Jenny Källman – Lounge
text by Nina Øverli
“Traditionally and historically photography has conveyed some kind of truth, though what’s not always discussed is the feeling of the actual – the struggles going on outside of the frame, before and after each shot.”
“We’re all victims and perpetrators in life.”
Jenny Källman (in conversation with Jeff Rian, Surveillance, 2012)
In her new body of work, Jenny Källman investigates a type of space and a world that remains closed to most of us; the prison cell. Working not only with still photography, but also with sound, music, and the moving image, she opens these spaces up to a mode of representation other than the strictly documentary. Several of these works have been made inside a prison for young offenders. But where a traditional documentary approach would simply reveal these spaces to us in all their starkness, Källman makes use of a form of abstraction that has a stronger capacity to describe the complexities inherent in the condition of confinement. Here, the use of geometric shapes, mirrors, darkness, and reflections, causes individual features to become indistinct, and creates a series of tensions between the generic and the particular that are both intensely appealing and strangely frightening. Through her deliberate use of abstraction, Källman manages to convey a sense of entrapment, of loops of thought caught up in a circular movement of repetition, and of endless games constructed to challenge and undo these traps.
The title of the series, Lounge, is an ironic take on the open-ended time and the shared social spaces of the prison as an institution. Here, the words “lounge” and “lounging,” stand in direct opposition to their usual connotations of comfort and leisure. One of these works was made based on conversations and visits with one particular young boy in prison, carried out during the year leading up to the works first being shown. The film that came out of these meetings shows part of his figure, obscured by the darkness and the camera angle. The boy’s personality is present in his voice, as he hums a tune and sings, his voice resonating through the yellow-tinged darkness of the prison cell. Made in close collaboration with the young boy, this is his own song that he is singing, and these are his own choices that have been allowed to affect the outcome. The experience of watching him feels intimate, because through the making of this film, a room is constructed where the young boy can take up space, acting temporarily outside of the walls of his own confinement.
As a starting point for this body of work, Källman set out to explore the spaces of the prison from an immediately physical vantage point. She entered the prison room with the notion of it being much like a camera, where light is only allowed inside in controlled portions. But what comes out of her visual engagement with these spaces is a much more complex set of questions that have to do with the human spirit in confinement. What grows out of the darkness experienced here, out of these tiny flickers of light reflected in mirrors and other shiny surfaces? What can these endless loops, signifiers of isolation and confinement, actually produce? To most of us the significance of prison spaces only exists at the very edge of our consciousness, too problematic to begin to grasp. What lies in the privilege of choosing where to be? What happens when a person’s scope of action is limited to the very narrowest of spaces, when their choices are minimized?
In these new works, Källman explores and visualizes the subjective experience of being confined. She gives visual and sonic shape to the prison cell and the person enclosed within it.
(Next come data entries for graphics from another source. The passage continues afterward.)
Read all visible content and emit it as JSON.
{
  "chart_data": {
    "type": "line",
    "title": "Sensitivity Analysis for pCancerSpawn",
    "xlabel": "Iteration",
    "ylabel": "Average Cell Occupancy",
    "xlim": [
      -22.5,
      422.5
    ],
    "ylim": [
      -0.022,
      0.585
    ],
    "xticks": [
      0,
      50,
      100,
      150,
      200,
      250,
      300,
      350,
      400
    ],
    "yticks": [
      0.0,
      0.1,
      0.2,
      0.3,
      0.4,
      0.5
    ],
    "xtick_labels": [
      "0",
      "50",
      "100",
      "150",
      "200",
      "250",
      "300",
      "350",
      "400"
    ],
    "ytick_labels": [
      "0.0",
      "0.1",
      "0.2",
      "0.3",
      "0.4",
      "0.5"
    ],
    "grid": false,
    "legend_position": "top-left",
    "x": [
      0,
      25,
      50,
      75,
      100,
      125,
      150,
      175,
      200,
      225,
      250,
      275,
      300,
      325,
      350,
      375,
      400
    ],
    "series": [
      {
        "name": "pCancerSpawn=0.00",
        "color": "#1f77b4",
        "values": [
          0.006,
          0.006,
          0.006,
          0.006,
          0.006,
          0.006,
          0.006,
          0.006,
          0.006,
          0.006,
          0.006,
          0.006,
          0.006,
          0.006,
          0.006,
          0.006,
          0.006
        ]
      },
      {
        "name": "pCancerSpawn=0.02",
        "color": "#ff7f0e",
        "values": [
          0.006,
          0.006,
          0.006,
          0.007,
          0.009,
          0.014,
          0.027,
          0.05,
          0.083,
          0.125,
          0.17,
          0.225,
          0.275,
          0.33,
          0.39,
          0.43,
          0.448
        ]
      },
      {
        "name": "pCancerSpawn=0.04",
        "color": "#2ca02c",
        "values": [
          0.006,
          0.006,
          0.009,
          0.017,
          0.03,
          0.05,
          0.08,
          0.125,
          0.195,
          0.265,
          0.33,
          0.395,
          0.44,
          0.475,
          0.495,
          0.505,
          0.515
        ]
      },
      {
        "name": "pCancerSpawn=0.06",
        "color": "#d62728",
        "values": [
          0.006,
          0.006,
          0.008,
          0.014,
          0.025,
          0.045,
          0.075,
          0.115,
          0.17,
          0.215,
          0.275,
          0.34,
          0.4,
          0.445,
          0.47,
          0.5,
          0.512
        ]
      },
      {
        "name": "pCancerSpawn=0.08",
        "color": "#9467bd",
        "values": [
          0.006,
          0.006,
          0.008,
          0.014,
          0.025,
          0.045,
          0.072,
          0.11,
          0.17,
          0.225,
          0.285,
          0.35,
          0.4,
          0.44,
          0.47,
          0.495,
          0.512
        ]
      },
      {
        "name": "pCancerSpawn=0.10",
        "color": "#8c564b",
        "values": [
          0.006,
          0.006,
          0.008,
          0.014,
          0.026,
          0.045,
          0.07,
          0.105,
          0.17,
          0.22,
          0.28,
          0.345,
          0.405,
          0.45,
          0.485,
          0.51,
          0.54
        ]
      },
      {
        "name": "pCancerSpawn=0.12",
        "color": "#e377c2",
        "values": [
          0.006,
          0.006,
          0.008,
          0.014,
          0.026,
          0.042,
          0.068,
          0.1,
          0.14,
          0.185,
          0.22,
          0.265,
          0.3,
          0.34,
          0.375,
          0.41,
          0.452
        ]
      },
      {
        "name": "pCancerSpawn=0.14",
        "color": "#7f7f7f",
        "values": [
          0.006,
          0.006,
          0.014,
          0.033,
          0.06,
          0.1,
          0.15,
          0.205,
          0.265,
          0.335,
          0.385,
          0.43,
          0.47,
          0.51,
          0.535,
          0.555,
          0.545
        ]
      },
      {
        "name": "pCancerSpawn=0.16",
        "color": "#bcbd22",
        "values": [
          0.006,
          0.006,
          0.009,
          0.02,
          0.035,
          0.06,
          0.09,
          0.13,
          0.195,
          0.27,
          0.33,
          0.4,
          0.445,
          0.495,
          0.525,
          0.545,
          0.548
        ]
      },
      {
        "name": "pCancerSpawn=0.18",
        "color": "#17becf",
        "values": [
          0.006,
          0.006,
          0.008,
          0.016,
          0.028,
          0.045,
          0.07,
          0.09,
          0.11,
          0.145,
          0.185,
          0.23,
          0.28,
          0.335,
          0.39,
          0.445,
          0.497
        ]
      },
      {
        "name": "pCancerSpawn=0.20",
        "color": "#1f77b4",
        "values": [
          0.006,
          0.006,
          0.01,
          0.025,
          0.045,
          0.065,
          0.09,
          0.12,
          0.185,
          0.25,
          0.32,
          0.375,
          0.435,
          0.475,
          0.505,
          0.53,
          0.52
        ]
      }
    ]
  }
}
The imagery carries a sense of surveillance characteristic of much of Källman’s work; a sense of being involuntarily or subconsciously watched. In confinement, basic choices become important. Using the simplest of means – light, reflection, sound, voice, rhythm, and space – Källman conveys a sense of humanity restricted, and a sense of a spirit bound up.
Given only the most minimal of spaces to act out one’s individuality, any significant sense of scope and potential will naturally be greatly diminished. In these works, the struggle to assert some kind of independence is expressed through the capturing of a persistent ability to maintain and re-create a space – even from within the condition of confinement. Through the use of sound, music, the moving and the still image, Källman constructs a stage for the tiniest gestures of individuality to unfold. In her deliberate representation of the smallest of actions and movements – actions that often only point back towards an isolated self – what seems to prevail is each individual’s inherent ability to re-define a space within his or her own vision. As such, these are images of hope and dignity. They quietly convey an intimate knowledge of our ability to make active use of space and of our own particular situation within it.
This, after all, may be the very core within us that makes confinement possible to endure.